We assume we have a correct meta model that defines the vertex types and the type relations. In a practical implementation, we can use a statically typed language, such as Java or Scala in our case, that allows us to define the vertex types and their required vertex attributes, including modeling relations as attributes. Proving the correctness of the meta model itself is not feasible, but the meta model has been developed based on domain knowledge of virtualized infrastructure configurations, analyzing the configuration output of different systems and identifying common elements, and evaluating and evolving the meta model in case studies.

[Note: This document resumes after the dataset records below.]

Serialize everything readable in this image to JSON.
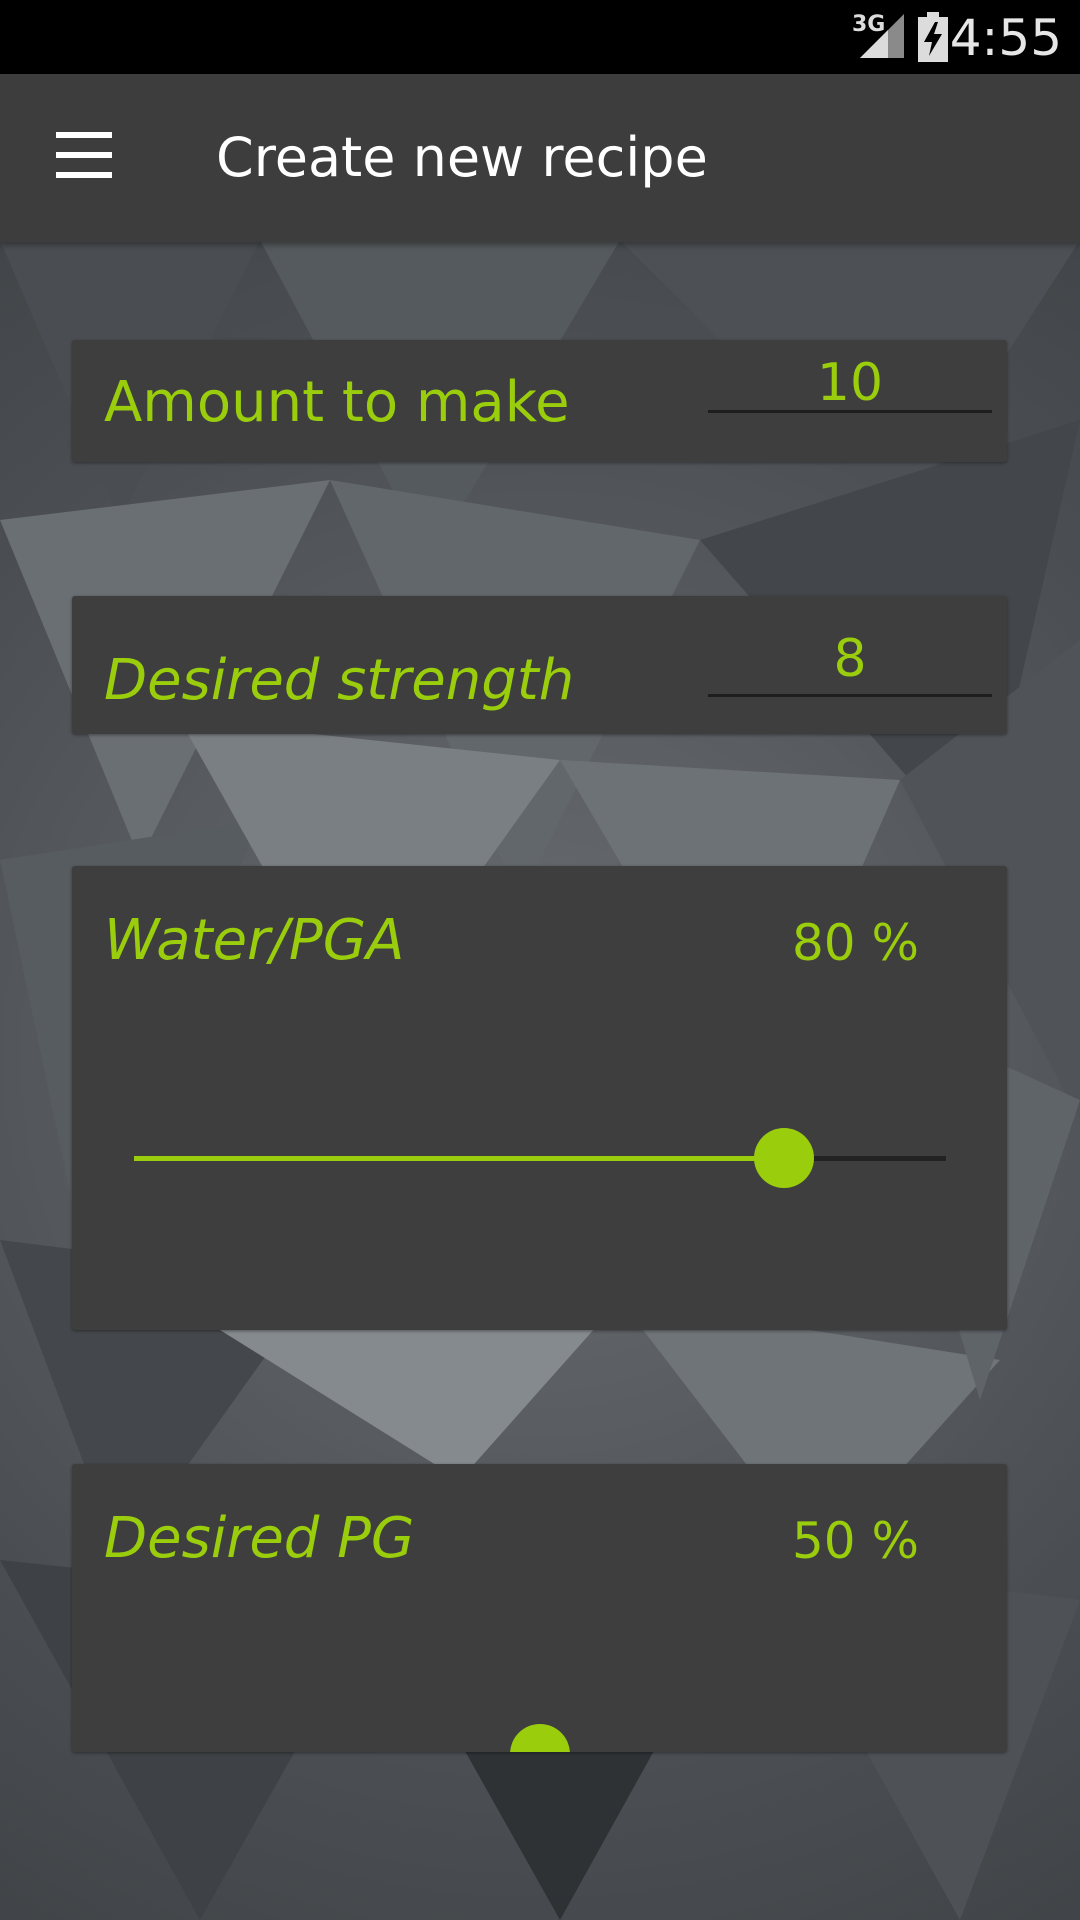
{
  "status_bar": {
    "network": "3G",
    "time": "4:55"
  },
  "app_bar": {
    "title": "Create new recipe",
    "menu_icon": "hamburger-menu-icon"
  },
  "form": {
    "amount": {
      "label": "Amount to make",
      "value": "10"
    },
    "strength": {
      "label": "Desired strength",
      "value": "8"
    },
    "water_pga": {
      "label": "Water/PGA",
      "value_text": "80 %",
      "slider_fraction": 0.8
    },
    "desired_pg": {
      "label": "Desired PG",
      "value_text": "50 %",
      "slider_fraction": 0.5
    }
  },
  "colors": {
    "accent": "#9acd0c",
    "card_background": "#3e3e3e",
    "app_bar": "#3d3d3d"
  }
}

The translation needs to iterate over all the configuration elements and either map them to vertex types and their attributes in the model or explicitly ignore them, because an element is not relevant for our analysis and not represented in the meta model. All other configurations elements that have not been mapped nor explicitly ignored will generate a warning, because this could lead to a potentially missing vertex in the graph model. The mapping from configuration element to vertex type is a simple one-to-one mapping, e.g., a VMware VM object is mapped to a VM type in the graph model. When a configuration element has been mapped to a vertex type in the meta model, the translation will instantiate a new vertex of this type. The required attributes of the vertex are populated with the values from the corresponding attributes in the configuration element with minimal amount of processing. Enforcing the population of required vertex attributes mitigates the fault of unset vertex attributes.

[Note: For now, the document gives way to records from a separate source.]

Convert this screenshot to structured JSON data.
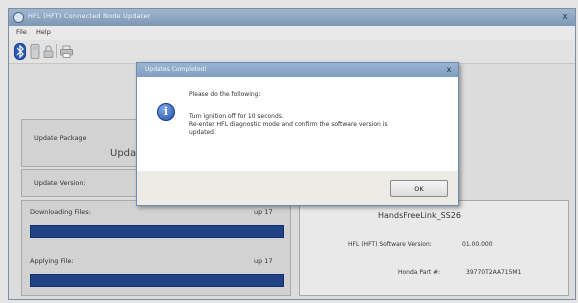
{
  "window": {
    "title": "HFL (HFT) Connected Node Updater",
    "close_glyph": "x"
  },
  "menu": {
    "items": [
      "File",
      "Help"
    ]
  },
  "toolbar": {
    "icons": [
      "bluetooth-icon",
      "phone-icon",
      "lock-icon",
      "printer-icon"
    ]
  },
  "left_panel": {
    "update_package_label": "Update Package",
    "update_heading": "Upda",
    "update_version_label": "Update Version:",
    "downloading_label": "Downloading Files:",
    "downloading_count": "up 17",
    "applying_label": "Applying File:",
    "applying_count": "up 17"
  },
  "right_panel": {
    "device_name": "HandsFreeLink_SS26",
    "software_version_label": "HFL (HFT) Software Version:",
    "software_version_value": "01.00.000",
    "part_label": "Honda Part #:",
    "part_value": "39770T2AA715M1"
  },
  "dialog": {
    "title": "Updates Completed!",
    "close_glyph": "x",
    "line1": "Please do the following:",
    "line2": "Turn ignition off for 10 seconds.",
    "line3": "Re-enter HFL diagnostic mode and confirm the software version is",
    "line4": "updated.",
    "ok_label": "OK"
  },
  "colors": {
    "progress_fill": "#1f4384",
    "titlebar": "#8aa4c2"
  },
  "progress": {
    "downloading_fraction": 1.0,
    "applying_fraction": 1.0
  }
}
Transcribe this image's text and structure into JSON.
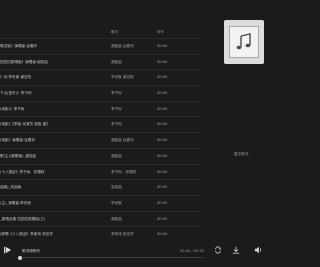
{
  "header": {
    "artist_label": "歌手",
    "duration_label": "时长"
  },
  "tracks": [
    {
      "title": "概念版》演唱者:谷着邓",
      "artist": "谢桂曲 谷着邓",
      "duration": "00:00"
    },
    {
      "title": "四四四原唱版》演唱者:谢桂曲",
      "artist": "谢桂曲",
      "duration": "00:00"
    },
    {
      "title": "》对:李世家 谢志阳",
      "artist": "李世家 谢志阳",
      "duration": "00:00"
    },
    {
      "title": "下山(竖竹)》李子树",
      "artist": "李子树",
      "duration": "00:00"
    },
    {
      "title": "(电影)》李子树",
      "artist": "李子树",
      "duration": "00:00"
    },
    {
      "title": "(电影》【李板 戏演员 谢板 谢】",
      "artist": "李子树",
      "duration": "00:00"
    },
    {
      "title": "(电影》演唱者:谷着邓",
      "artist": "谢桂曲 谷着邓",
      "duration": "00:00"
    },
    {
      "title": "歌(主)(副歌版)_谢桂曲",
      "artist": "谢桂曲",
      "duration": "00:00"
    },
    {
      "title": "(十八般武》李子树、张德林",
      "artist": "李子树、张德林",
      "duration": "00:00"
    },
    {
      "title": "曲版)_戏曲版",
      "artist": "张桂曲",
      "duration": "00:00"
    },
    {
      "title": "(主)_演唱者:李世家",
      "artist": "李世家",
      "duration": "00:00"
    },
    {
      "title": "_原唱全集 四四四原唱版(王)",
      "artist": "谢桂曲",
      "duration": "00:00"
    },
    {
      "title": "(原唱《十八般武》李家戏 张世学",
      "artist": "李家戏 张世学",
      "duration": "00:00"
    },
    {
      "title": "(主)(合唱)》 )\"上九个啥 最高 心\" 谷着邓",
      "artist": "谷着邓",
      "duration": "00:00"
    }
  ],
  "side": {
    "no_lyrics": "暂无歌词"
  },
  "player": {
    "now_title": "歌词请聆听",
    "time": "00:00 / 00:00",
    "progress": 0
  },
  "icons": {
    "play": "play-icon",
    "loop": "loop-icon",
    "download": "download-icon",
    "volume": "volume-icon",
    "cover": "music-note-icon"
  }
}
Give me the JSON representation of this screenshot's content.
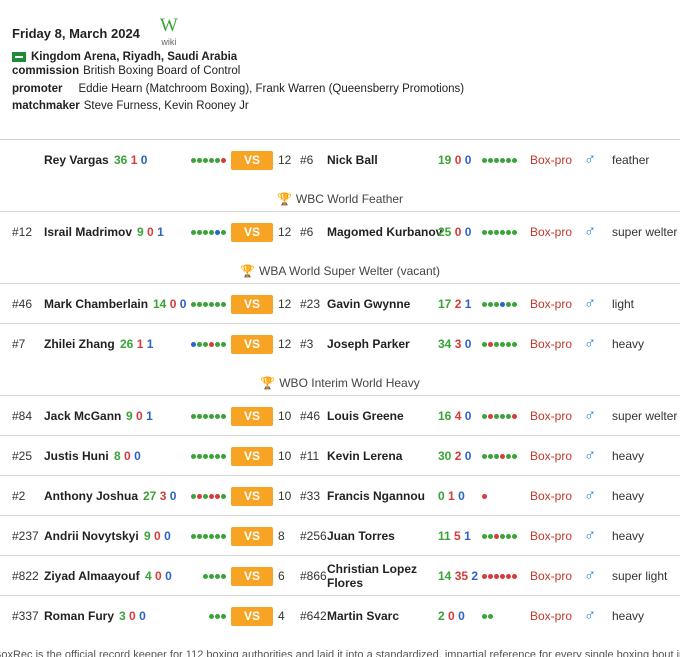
{
  "header": {
    "date": "Friday 8, March 2024",
    "wiki_glyph": "W",
    "wiki_label": "wiki",
    "venue": "Kingdom Arena, Riyadh, Saudi Arabia",
    "commission_key": "commission",
    "commission": "British Boxing Board of Control",
    "promoter_key": "promoter",
    "promoter": "Eddie Hearn (Matchroom Boxing), Frank Warren (Queensberry Promotions)",
    "matchmaker_key": "matchmaker",
    "matchmaker": "Steve Furness, Kevin Rooney Jr"
  },
  "labels": {
    "vs": "VS",
    "type": "Box-pro",
    "gender_icon": "♂"
  },
  "colors": {
    "win": "#3aa337",
    "loss": "#d63a3a",
    "draw": "#2a63c4",
    "vs_bg": "#f7a323",
    "type": "#c0392b",
    "gender": "#2a7ae2"
  },
  "bouts": [
    {
      "rank1": "",
      "name1": "Rey Vargas",
      "w1": "36",
      "l1": "1",
      "d1": "0",
      "form1": "WWWWWL",
      "rounds": "12",
      "rank2": "#6",
      "name2": "Nick Ball",
      "w2": "19",
      "l2": "0",
      "d2": "0",
      "form2": "WWWWWW",
      "weight": "feather",
      "title": "WBC World Feather"
    },
    {
      "rank1": "#12",
      "name1": "Israil Madrimov",
      "w1": "9",
      "l1": "0",
      "d1": "1",
      "form1": "WWWWDW",
      "rounds": "12",
      "rank2": "#6",
      "name2": "Magomed Kurbanov",
      "w2": "25",
      "l2": "0",
      "d2": "0",
      "form2": "WWWWWW",
      "weight": "super welter",
      "title": "WBA World Super Welter (vacant)"
    },
    {
      "rank1": "#46",
      "name1": "Mark Chamberlain",
      "w1": "14",
      "l1": "0",
      "d1": "0",
      "form1": "WWWWWW",
      "rounds": "12",
      "rank2": "#23",
      "name2": "Gavin Gwynne",
      "w2": "17",
      "l2": "2",
      "d2": "1",
      "form2": "WWWDWW",
      "weight": "light",
      "title": ""
    },
    {
      "rank1": "#7",
      "name1": "Zhilei Zhang",
      "w1": "26",
      "l1": "1",
      "d1": "1",
      "form1": "DWWLWW",
      "rounds": "12",
      "rank2": "#3",
      "name2": "Joseph Parker",
      "w2": "34",
      "l2": "3",
      "d2": "0",
      "form2": "WLWWWW",
      "weight": "heavy",
      "title": "WBO Interim World Heavy"
    },
    {
      "rank1": "#84",
      "name1": "Jack McGann",
      "w1": "9",
      "l1": "0",
      "d1": "1",
      "form1": "WWWWWW",
      "rounds": "10",
      "rank2": "#46",
      "name2": "Louis Greene",
      "w2": "16",
      "l2": "4",
      "d2": "0",
      "form2": "WLWWWL",
      "weight": "super welter",
      "title": ""
    },
    {
      "rank1": "#25",
      "name1": "Justis Huni",
      "w1": "8",
      "l1": "0",
      "d1": "0",
      "form1": "WWWWWW",
      "rounds": "10",
      "rank2": "#11",
      "name2": "Kevin Lerena",
      "w2": "30",
      "l2": "2",
      "d2": "0",
      "form2": "WWWLWW",
      "weight": "heavy",
      "title": ""
    },
    {
      "rank1": "#2",
      "name1": "Anthony Joshua",
      "w1": "27",
      "l1": "3",
      "d1": "0",
      "form1": "WLWLLW",
      "rounds": "10",
      "rank2": "#33",
      "name2": "Francis Ngannou",
      "w2": "0",
      "l2": "1",
      "d2": "0",
      "form2": "L",
      "weight": "heavy",
      "title": ""
    },
    {
      "rank1": "#237",
      "name1": "Andrii Novytskyi",
      "w1": "9",
      "l1": "0",
      "d1": "0",
      "form1": "WWWWWW",
      "rounds": "8",
      "rank2": "#256",
      "name2": "Juan Torres",
      "w2": "11",
      "l2": "5",
      "d2": "1",
      "form2": "WWLWWW",
      "weight": "heavy",
      "title": ""
    },
    {
      "rank1": "#822",
      "name1": "Ziyad Almaayouf",
      "w1": "4",
      "l1": "0",
      "d1": "0",
      "form1": "WWWW",
      "rounds": "6",
      "rank2": "#866",
      "name2": "Christian Lopez Flores",
      "w2": "14",
      "l2": "35",
      "d2": "2",
      "form2": "LLLLLL",
      "weight": "super light",
      "title": ""
    },
    {
      "rank1": "#337",
      "name1": "Roman Fury",
      "w1": "3",
      "l1": "0",
      "d1": "0",
      "form1": "WWW",
      "rounds": "4",
      "rank2": "#642",
      "name2": "Martin Svarc",
      "w2": "2",
      "l2": "0",
      "d2": "0",
      "form2": "WW",
      "weight": "heavy",
      "title": ""
    }
  ],
  "footer": "BoxRec is the official record keeper for 112 boxing authorities and laid it into a standardized, impartial reference for every single boxing bout in Dat"
}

Relations are either represented in the configuration output as explicit relations with an internal identifier to another configuration element or as nested configuration elements. We translate those cases explicitly into edges in our graph model. In a translation of a configuration element with internal identifier relation, both the current element and the target element of the relation are translated. An edge is then created between the two vertices. In the case of nested configuration elements, we perform a recursive translation on the nested elements and create edges between a vertex and the produced vertices of the recursive translation.